John Belushi and Dan Aykroyd, two of the stars of NBC's popular late-night comedy series "Saturday Night Live," have quit the show. They will not be in the cast when the program begins its fifth season on Oct. 13.
Belushi and Aykroyd, in Chicago filming "The Blues Brothers" for Universal, made a joint announcement late yesterday of their decisions to leave the program that has made them household names, comic heroes to much of America's youth, and fledging movie stars.
Both cited the pressing demands of other (and more lucrative) movie and record offers as among their reasons for leaving.
Reached in Los Angeles, producer Lorne Michaels, who created the program and picked its original cast, said of the departure of Aykroyd and Belushi, "It's a chilling thought not to have them there, but I want the best to happen to them as well as the best to happen to the show. I only have nice things to say about them. They worked very hard."
Michaels said the new season will begin with only the five remaining cast members and that additional players will be added gradually so they will not look like "the new John Belushi and the new Danny Aykroyd." That was the policy when the first superstar to emerge from the cast, Chevy Chase, left the program during its second year.
"I'm sure it's career conflict stuff rather than a desire not to do the show," Michaels said of the announcement by Belushi and Aykroyd. "They'll always have a home on the show. In fact we're turning both of their offices into shrines. I'll be very hurt if they're ever in New York and don't call me."
"Sometimes success can be very bittersweet," Belushi said in a statement. He recalled waiting many years for his big break on TV -- appearing in such satirical stage shows as "National Lampoon's Lemmings" -- and said, "Now I'll move on and make way for some other new talent to step in and make his own mark."
Both statements seemed to leave a door open for future guest appearances on the show. Belushi, after praising the show and the network, said, "I undoubtedly will be doing TV again, and like a homing pigeon, I'll be back at 30 Rock," a reference to NBC's New York address, 30 Rockefeller Plaza.
Aykroyd, who has also been on the show's ample and mostly young writing staff during his four years in the cast, said he would maintain a "24-hour home hot-line" to the "Saturday Night" office and, although "there comes a time for old warhorses to haul water," he added that "if the boys write a great President Carter scene, I guess they could talk me into coming on and playing him."
President Carter was among a number of impersonations perfected by Aykroyd during his years on the show. He also did an imitation of Tom Snyder that probably did much to increase Snyder's own popularity.
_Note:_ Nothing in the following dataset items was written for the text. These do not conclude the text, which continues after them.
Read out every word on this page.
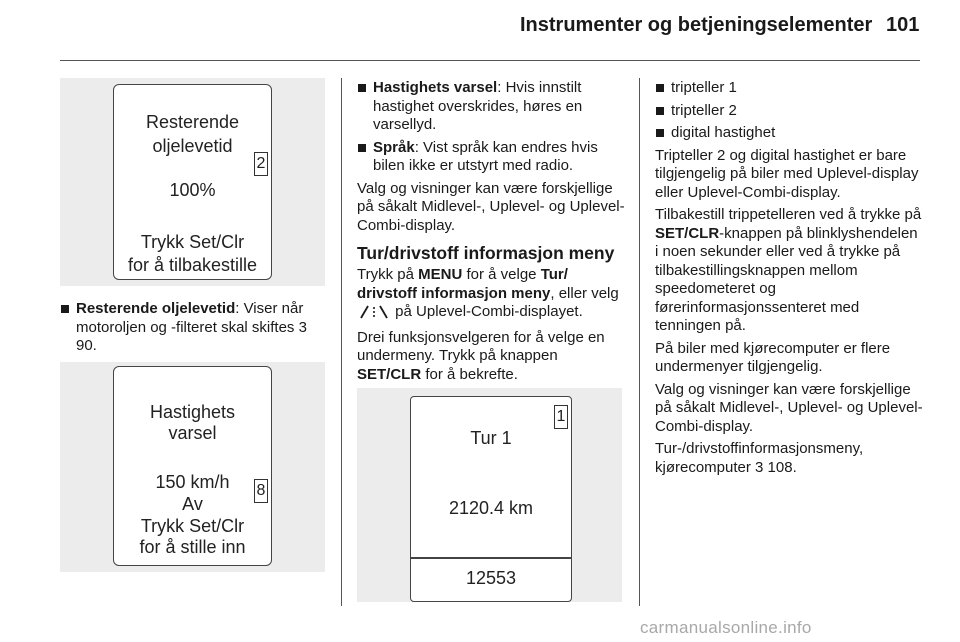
Instrumenter og betjeningselementer 101
Resterende
oljelevetid
2
100%
Trykk Set/Clr
for å tilbakestille
Resterende oljelevetid: Viser når motoroljen og -filteret skal skiftes 3 90.
Hastighets
varsel
150 km/h
Av
8
Trykk Set/Clr
for å stille inn
Hastighets varsel: Hvis innstilt hastighet overskrides, høres en varsellyd.
Språk: Vist språk kan endres hvis bilen ikke er utstyrt med radio.

Valg og visninger kan være forskjellige på såkalt Midlevel-, Uplevel- og Uplevel-Combi-display.

Tur/drivstoff informasjon meny

Trykk på MENU for å velge Tur/ drivstoff informasjon meny, eller velg
på Uplevel-Combi-displayet.

Drei funksjonsvelgeren for å velge en undermeny. Trykk på knappen SET/CLR for å bekrefte.

1
Tur 1
2120.4 km
12553
tripteller 1
tripteller 2
digital hastighet

Tripteller 2 og digital hastighet er bare tilgjengelig på biler med Uplevel-display eller Uplevel-Combi-display.

Tilbakestill trippetelleren ved å trykke på SET/CLR-knappen på blinklyshendelen i noen sekunder eller ved å trykke på tilbakestillingsknappen mellom speedometeret og førerinformasjonssenteret med tenningen på.

På biler med kjørecomputer er flere undermenyer tilgjengelig.

Valg og visninger kan være forskjellige på såkalt Midlevel-, Uplevel- og Uplevel-Combi-display.

Tur-/drivstoffinformasjonsmeny, kjørecomputer 3 108.

carmanualsonline.info
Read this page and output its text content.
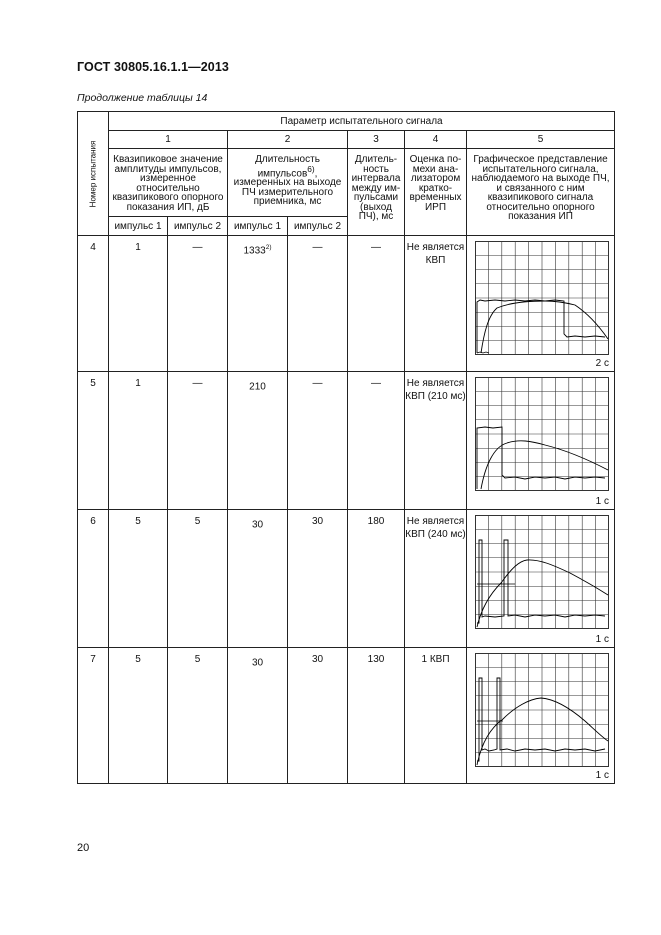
ГОСТ 30805.16.1.1—2013
Продолжение таблицы 14
Номер испытания	Параметр испытательного сигнала						
	1		2		3	4	5
	Квазипиковое значение амплитуды импульсов, измеренное относительно квазипикового опорного показания ИП, дБ		Длительность импульсов$^{6)}$, измеренных на выходе ПЧ измерительного приемника, мс		Длительность интервала между импульсами (выход ПЧ), мс	Оценка помехи анализатором кратковременных ИРП	Графическое представление испытательного сигнала, наблюдаемого на выходе ПЧ, и связанного с ним квазипикового сигнала относительно опорного показания ИП
	импульс 1	импульс 2	импульс 1	импульс 2			
4	1	—	1333$^{2)}$	—	—	Не является КВП	2 с

5	1	—	210	—	—	Не является КВП (210 мс)	1 с

6	5	5	30	30	180	Не является КВП (240 мс)	1 с

7	5	5	30	30	130	1 КВП	1 с
20
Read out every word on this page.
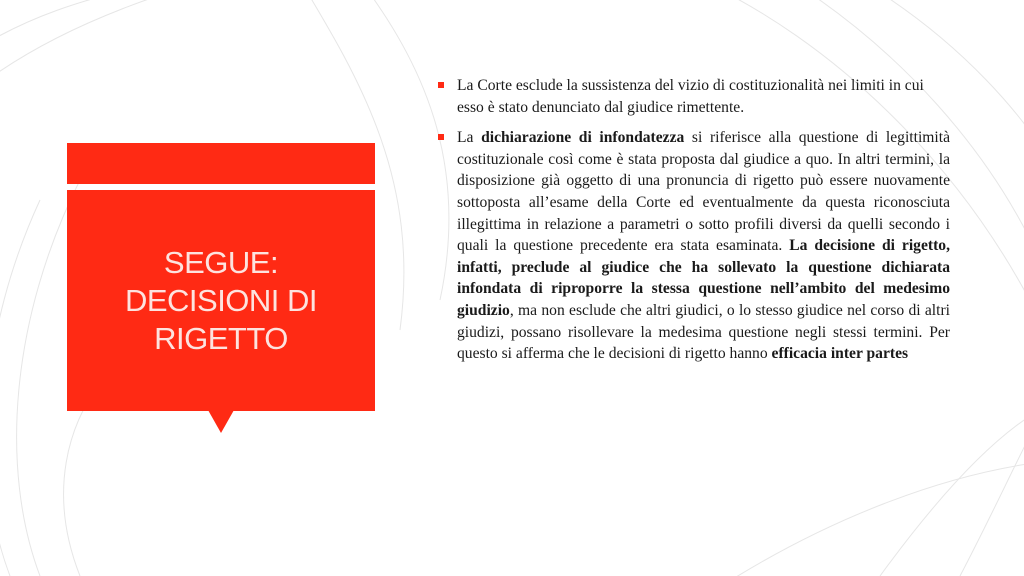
SEGUE:
DECISIONI DI
RIGETTO
La Corte esclude la sussistenza del vizio di costituzionalità nei limiti in cui esso è stato denunciato dal giudice rimettente.
La dichiarazione di infondatezza si riferisce alla questione di legittimità costituzionale così come è stata proposta dal giudice a quo. In altri termini, la disposizione già oggetto di una pronuncia di rigetto può essere nuovamente sottoposta all’esame della Corte ed eventualmente da questa riconosciuta illegittima in relazione a parametri o sotto profili diversi da quelli secondo i quali la questione precedente era stata esaminata. La decisione di rigetto, infatti, preclude al giudice che ha sollevato la questione dichiarata infondata di riproporre la stessa questione nell’ambito del medesimo giudizio, ma non esclude che altri giudici, o lo stesso giudice nel corso di altri giudizi, possano risollevare la medesima questione negli stessi termini. Per questo si afferma che le decisioni di rigetto hanno efficacia inter partes
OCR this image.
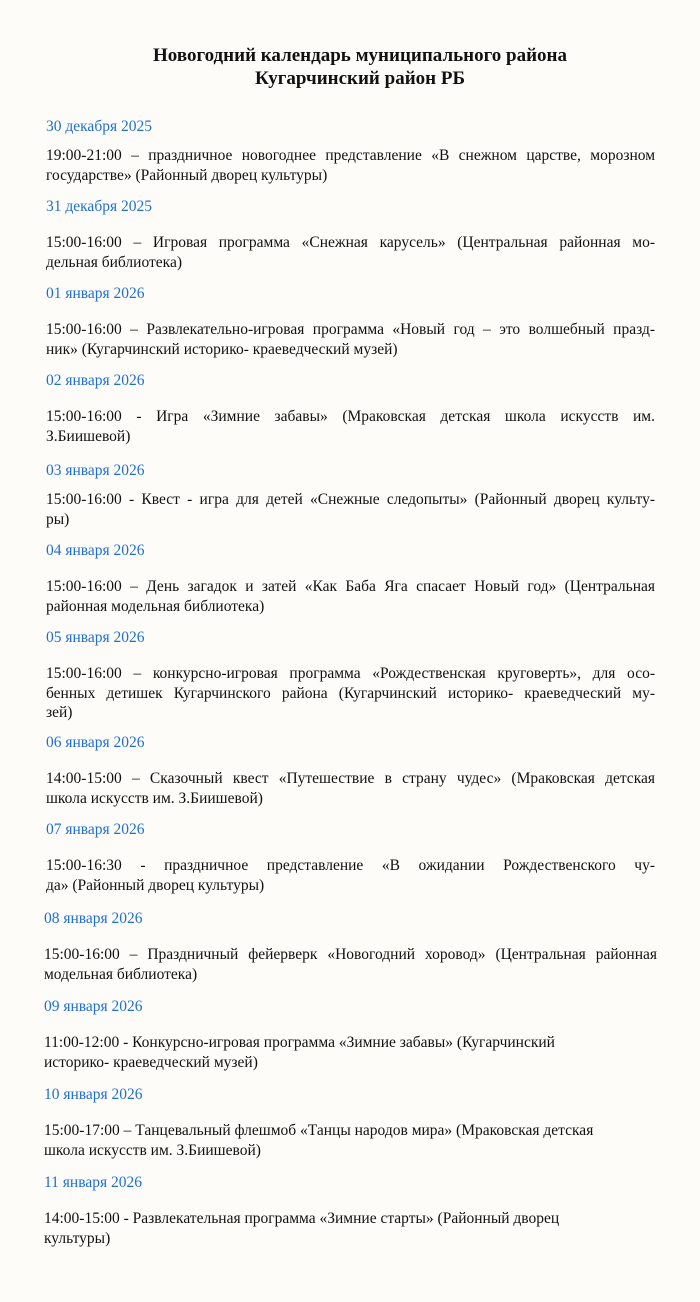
Новогодний календарь муниципального района
Кугарчинский район РБ
30 декабря 2025
19:00-21:00 – праздничное новогоднее представление «В снежном царстве, морозном
государстве» (Районный дворец культуры)
31 декабря 2025
15:00-16:00 – Игровая программа «Снежная карусель» (Центральная районная мо-
дельная библиотека)
01 января 2026
15:00-16:00 – Развлекательно-игровая программа «Новый год – это волшебный празд-
ник» (Кугарчинский историко- краеведческий музей)
02 января 2026
15:00-16:00 - Игра «Зимние забавы» (Мраковская детская школа искусств им.
З.Биишевой)
03 января 2026
15:00-16:00 - Квест - игра для детей «Снежные следопыты» (Районный дворец культу-
ры)
04 января 2026
15:00-16:00 – День загадок и затей «Как Баба Яга спасает Новый год» (Центральная
районная модельная библиотека)
05 января 2026
15:00-16:00 – конкурсно-игровая программа «Рождественская круговерть», для осо-
бенных детишек Кугарчинского района (Кугарчинский историко- краеведческий му-
зей)
06 января 2026
14:00-15:00 – Сказочный квест «Путешествие в страну чудес» (Мраковская детская
школа искусств им. З.Биишевой)
07 января 2026
15:00-16:30 - праздничное представление «В ожидании Рождественского чу-
да» (Районный дворец культуры)
08 января 2026
15:00-16:00 – Праздничный фейерверк «Новогодний хоровод» (Центральная районная
модельная библиотека)
09 января 2026
11:00-12:00 - Конкурсно-игровая программа «Зимние забавы» (Кугарчинский
историко- краеведческий музей)
10 января 2026
15:00-17:00 – Танцевальный флешмоб «Танцы народов мира» (Мраковская детская
школа искусств им. З.Биишевой)
11 января 2026
14:00-15:00 - Развлекательная программа «Зимние старты» (Районный дворец
культуры)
With Jane Curtin, Aykroyd frequently parodied the "Point-Counterpoint" segment of the CBS news show "60 Minutes," with Aykroyd always beginning his rebuttal, "Jane, you ignorant slut."
Belushi's contributions ranged from a very fat bee in the early days of the program to a deranged samurai swordsman discovered in such unlikely livelihoods as running a delicatessen or a dry cleaners or holding forth at the disco in a sketch called "Samural Night Fever." Belushi proved himself one of the most agile roly-poly actors in television history with such specialties as a hysterical impression of rock star Joe Cocker.
Belushi and Aykroyd became close friends and discovered a mutual interest in blues music. This led to the creation of a mythical, soulful singing dus, "The Blues Brothers," and a record album that, though cut as a lark, has sold more than 2 million copies and also evolved into the movie now shotting in Chicago and co-authored by Aykroyd.
They also established a private, after-hours, Greenwich Village bar where each week "Saturday Night Live" turned into Sunday Morning Drunk for Belushi, Aykroyd, members of the cast, and friends.
Belushi's career took a great leap upwards in 1978 with the enormous box-office success of the Universal comedy "National Lampoon's Animal House," a farce about a slobbola fraternity that inspired a number of movie and TV imitations and boosted Belushi's asking price per picture from $35,000 to $350,000 minimum.
Aykroyd will soon be seen with Belushi in their first on-screen pairing, Steven Spielberg's World War II comedy "1941." Aykroyd said of the TV show he is leaving that it is "the greatest creative arena in the medium" and noted that the kind of freedowm enjoyed by the cast and writers "is not the situation in the videotape mills of Hollywood."
Belushi, Aykroyd and others in the show's repertory company were once known as the "Not Ready for Prime Time Players," but the appellation was dropped last year. Now Belushi and Aykroyd are not only ready for, but too expensive for, prime time.